Dans la continuité de cet engagement, la présidente d’Icône 360°, Alavo Sessi Yvette, a représenté les OSC lors de la Journée mondiale au Bénin à travers un stand d’information et de mobilisation, en tant que Présidente de la Coalition nationale des OSC Zéro Palu et Conseillère au CCM/INC du Fonds Mondial. Ce positionnement confirme le rôle de passerelle que ces leaders communautaires peuvent jouer entre les dynamiques locales et les instances de décision nationale et internationale.

Au Togo, Dimension Humaine avec à sa tête Rachel Boyindjo, membre du C4SME (Civil Society for Malaria Elimination) bénéficie de deux décennies d’expérience dans la sensibilisation communautaire qu’elle entend mettre à contribution pour un plaidoyer axé sur la réduction des barrières d’accès pour les agents de santé dans les communautés.

Le paludisme est une réalité qui ravage nos communautés et affecte dramatiquement nos vies quotidiennes. J’encourage les leaders nationaux à multiplier les efforts de mobilisation des ressources domestiques en faveur de la santé et de la lutte contre le paludisme en particulier. Rachel Boyindjo – Dimension Humaine

Le Cercle d’Actions pour le Développement et l’Epanouissement de la Femme et de l’Enfant (CADEFE) présidé par ESSEH Afua Kafui, quant à lui, agit au cœur des communautés rurales de la région des Plateaux, où la prévalence reste élevée, en mettant l’accent sur la sensibilisation de masse et l’accompagnement des femmes et jeunes filles.

Des actions locales aux ambitions de plaidoyer

Usant chacune d’approches diverses, toutes ces organisations partagent une conviction commune : le paludisme est un fléau surmontable à condition d’agir au plus près des populations, en misant sur l’éducation, la mobilisation communautaire et le dialogue avec les autorités locales.

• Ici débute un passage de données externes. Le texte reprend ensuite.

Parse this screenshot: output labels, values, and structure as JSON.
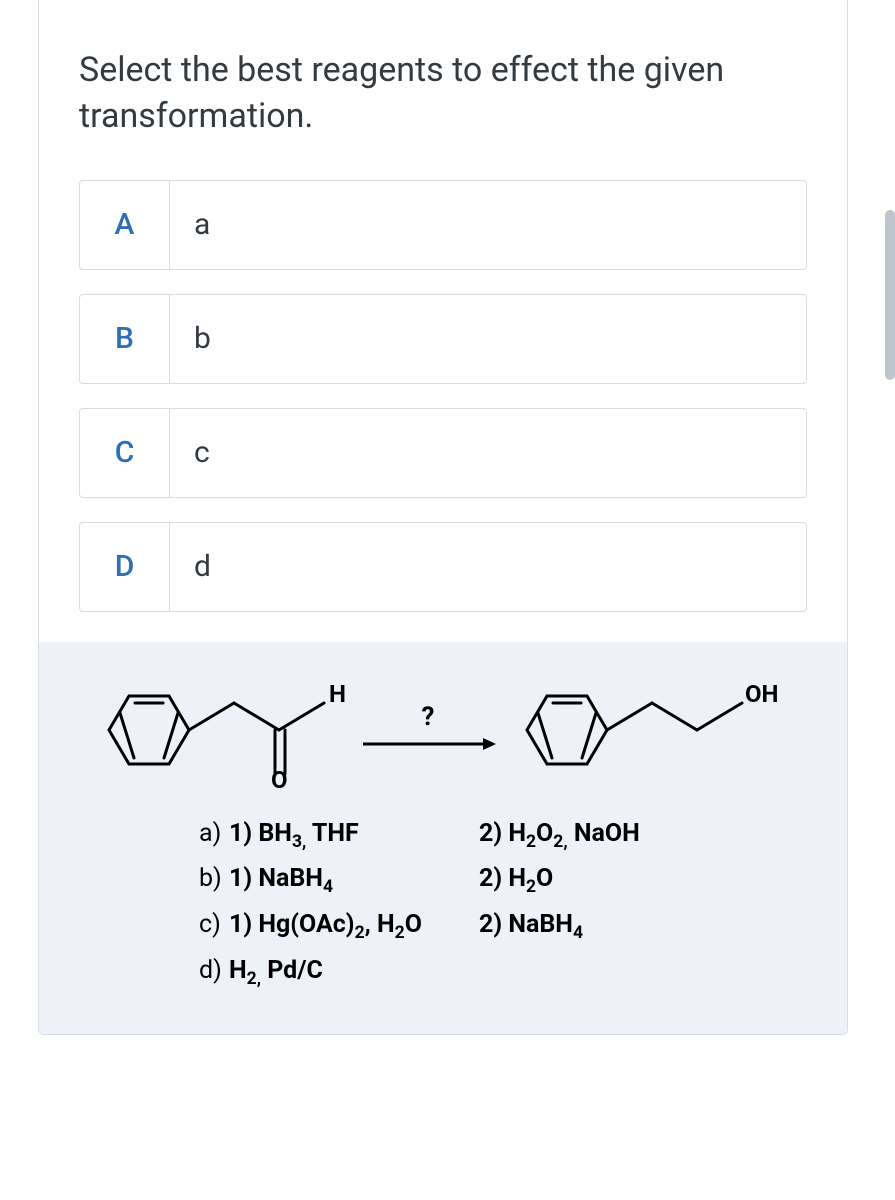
{
  "question_text": "Select the best reagents to effect the given transformation.",
  "options": [
    {
      "key": "A",
      "label": "a"
    },
    {
      "key": "B",
      "label": "b"
    },
    {
      "key": "C",
      "label": "c"
    },
    {
      "key": "D",
      "label": "d"
    }
  ],
  "reaction": {
    "arrow_label": "?",
    "start_label_H": "H",
    "start_label_O": "O",
    "product_label_OH": "OH"
  },
  "reagents": [
    {
      "prefix": "a)",
      "step1_html": "1) BH<sub>3,</sub> THF",
      "step2_html": "2) H<sub>2</sub>O<sub>2,</sub> NaOH"
    },
    {
      "prefix": "b)",
      "step1_html": "1) NaBH<sub>4</sub>",
      "step2_html": "2) H<sub>2</sub>O"
    },
    {
      "prefix": "c)",
      "step1_html": "1) Hg(OAc)<sub>2</sub>, H<sub>2</sub>O",
      "step2_html": "2) NaBH<sub>4</sub>"
    },
    {
      "prefix": "d)",
      "step1_html": "H<sub>2,</sub> Pd/C",
      "step2_html": ""
    }
  ],
  "colors": {
    "card_border": "#d8dde2",
    "text": "#333a40",
    "key_color": "#2e6fb5",
    "figure_bg": "#eef2f8",
    "scrollbar": "#bfc5cc"
  }
}
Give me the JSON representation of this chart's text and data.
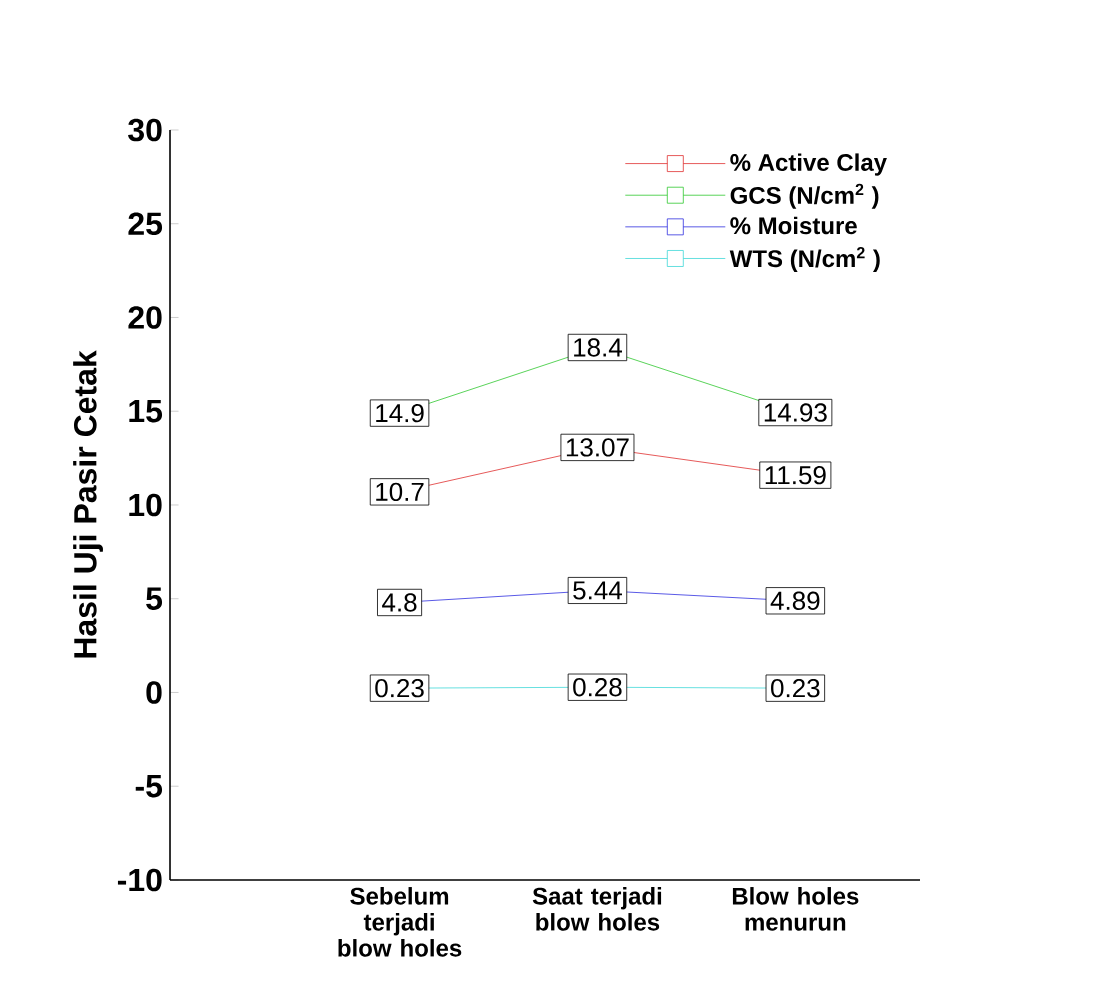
{
  "chart_data": {
    "type": "line",
    "ylabel": "Hasil Uji Pasir Cetak",
    "categories": [
      "Sebelum terjadi blow holes",
      "Saat terjadi blow holes",
      "Blow holes menurun"
    ],
    "series": [
      {
        "name": "% Active Clay",
        "color": "#e03030",
        "values": [
          10.7,
          13.07,
          11.59
        ],
        "value_labels": [
          "10.7",
          "13.07",
          "11.59"
        ]
      },
      {
        "name": "GCS (N/cm$^{2}$ )",
        "color": "#30c830",
        "values": [
          14.9,
          18.4,
          14.93
        ],
        "value_labels": [
          "14.9",
          "18.4",
          "14.93"
        ]
      },
      {
        "name": "% Moisture",
        "color": "#3030e0",
        "values": [
          4.8,
          5.44,
          4.89
        ],
        "value_labels": [
          "4.8",
          "5.44",
          "4.89"
        ]
      },
      {
        "name": "WTS (N/cm$^{2}$ )",
        "color": "#40d8d8",
        "values": [
          0.23,
          0.28,
          0.23
        ],
        "value_labels": [
          "0.23",
          "0.28",
          "0.23"
        ]
      }
    ],
    "ylim": [
      -10,
      30
    ],
    "yticks": [
      -10,
      -5,
      0,
      5,
      10,
      15,
      20,
      25,
      30
    ],
    "legend": "top right",
    "grid": false,
    "marker": "square"
  }
}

Ces expériences illustrent comment, à partir de leurs particularités locales, ces organisations peuvent porter des messages de plaidoyer forts pour améliorer les politiques de santé publique, influencer les priorités budgétaires locales, et ancrer durablement les pratiques de prévention dans les comportements communautaires.

Accompagner et amplifier la voix des actrices du changement

En valorisant les femmes leaders qui soutiennent cette lutte, Voix EssentiELLES réaffirme son engagement : reconnaître la force des organisations communautaires portées par des femmes, et leur donner les moyens de traduire leurs actions en changements systémiques.

A travers le financement du plaidoyer, le renforcement des capacités et l’ouverture d’espaces d’influence, Voix EssentiELLES accompagnera ces organisations dans l’amplification de leur impact. Car chaque relais communautaire formé, chaque budget local influencé, chaque mythe déconstruit, nous rapproche d’un objectif commun : un avenir où le paludisme ne sera plus une fatalité pour les femmes, les filles et les communautés qu’elles servent.